Demand for offices in Sofia is boosting a huge activity in office building and mixed-use projects, and growing land prices trigger the construction of higher and higher such buildings and office towers. The game of towers has generated a public debate on whether to designate zones where these buildings are to be concentrated.
Written by Yasen Georgiev and Dragomir Belchev, EPI – EECFA Bulgaria
In 2016 the Bulgarian economy registered a growth of 3.4%, driven mainly by increasing household consumption and export volumes. Forecast for 2017 and 2018 suggests that the country’s GDP will register a further expansion between 3% and 3.5%, reflecting the positive signs from the labor market and their implications on individual demand.
These trends support EECFA’s latest summer forecast for an increase in the overall construction market by more than 5% in 2017 and over 3% in 2018. Building construction is set to grow even at a higher pace, thus reaching an annual increase of around 8% for 2017-2019. Beside the accelerated growth of residential construction, it is the non-residential sub-sector that shows increased dynamics after a year of negative growth.
According to the EECFA 2017 Bulgaria summer report, office construction is expected to rise and reach an average growth of 4.7% over the 2017-2019 period. This forecast is supported not only by the announcement of a number of projects due to start in 2017-2018, but also by the increase in permitted floor spaces of office and administrative buildings in 2016 on an annual basis, as well as by the scale of started projects in Q12017 compared to Q12016.
In this regard, Sofia remains the most economically active city in the country. Despite the emerging demand for contemporary office space in secondary cities, in terms of floor space, 77% of all permitted office and administrative buildings in 2016 are located in the capital city, similarly to the share of started office and administrative buildings in Sofia, in a nationwide comparison accounting for 74%.
What stands behind is demand coming from outsourcing and IT companies that either seek to expand or to offer more appealing office facilities to their employees in order to keep and attract talented staff. This results in a considerable non-residential construction activity – both of office buildings and of mixed-use projects featuring offices premises.
Ultimately, rising land prices lead to the construction and announcement of ever higher buildings. In this regard, notable ongoing projects that are about to enter the Sofia market in 2017-2020 are Millenium Center (120 m, 25 000 sqm GLA), City Tower (74 m, 34 500 sqm GLA) and Sky Fort (202 m, 40 000 sqm GLA), which is Phase 2 of Sofia Capital City that includes Capital Fort (126 m, 44 000 sqm of GLA).
In the meantime, a dozen of smaller-sized office projects is in the pipeline in Sofia, featuring the expansion of existing office and administrative parks (Building 15 of Business Park Sofia, Phase 4 of Expo 2000 Office Park, Polygraphia Office Center, BSR Sofia One Building ІІ) or green-field investments (Building A Building B as part of Garitage Park, GrafiX Business Centre, GOLDLINE Office Building, Richhill Business, Rial Sight, Space Tower, Sofia Office Center 1, Advance Business Center, Fairplay Business Hub, etc).

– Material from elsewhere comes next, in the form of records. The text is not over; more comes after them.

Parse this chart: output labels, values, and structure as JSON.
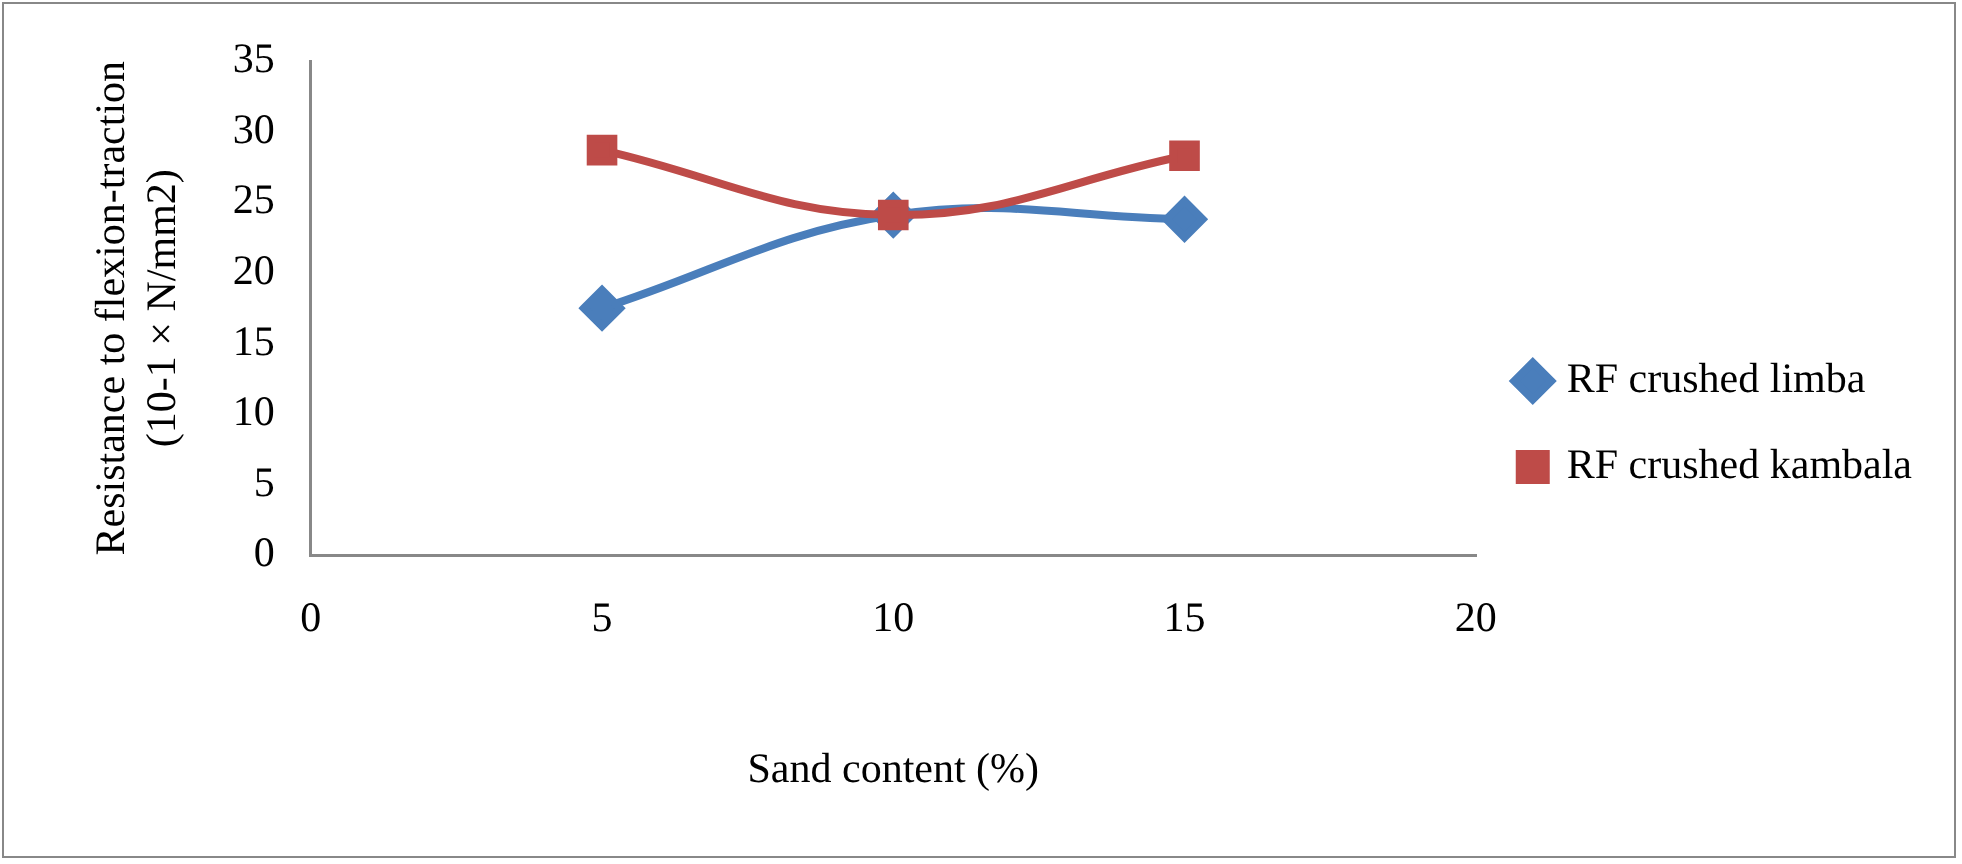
{
  "chart_data": {
    "type": "line",
    "xlabel": "Sand content (%)",
    "ylabel": "Resistance to flexion-traction (10-1 × N/mm2)",
    "x": [
      5,
      10,
      15
    ],
    "series": [
      {
        "name": "RF crushed limba",
        "color": "#4a7ebb",
        "marker": "diamond",
        "values": [
          17.5,
          24.1,
          23.8
        ]
      },
      {
        "name": "RF crushed kambala",
        "color": "#be4b48",
        "marker": "square",
        "values": [
          28.7,
          24.1,
          28.3
        ]
      }
    ],
    "xlim": [
      0,
      20
    ],
    "xticks": [
      0,
      5,
      10,
      15,
      20
    ],
    "ylim": [
      0,
      35
    ],
    "yticks": [
      0,
      5,
      10,
      15,
      20,
      25,
      30,
      35
    ],
    "grid": false,
    "legend": "right"
  }
}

This “game of towers” embraced by the above-mentioned big projects has been accompanied by announcements for investments in other office projects of similar size, located in different spots around Sofia. All this triggered an active public debate on determining special zones where such building construction has to be concentrated. Eventually, the Sofia City Hall will have to strike the balance between the increasing interest of investors in this non-residential construction segment and the lack of pre-determined zones for construction of new large-scale projects.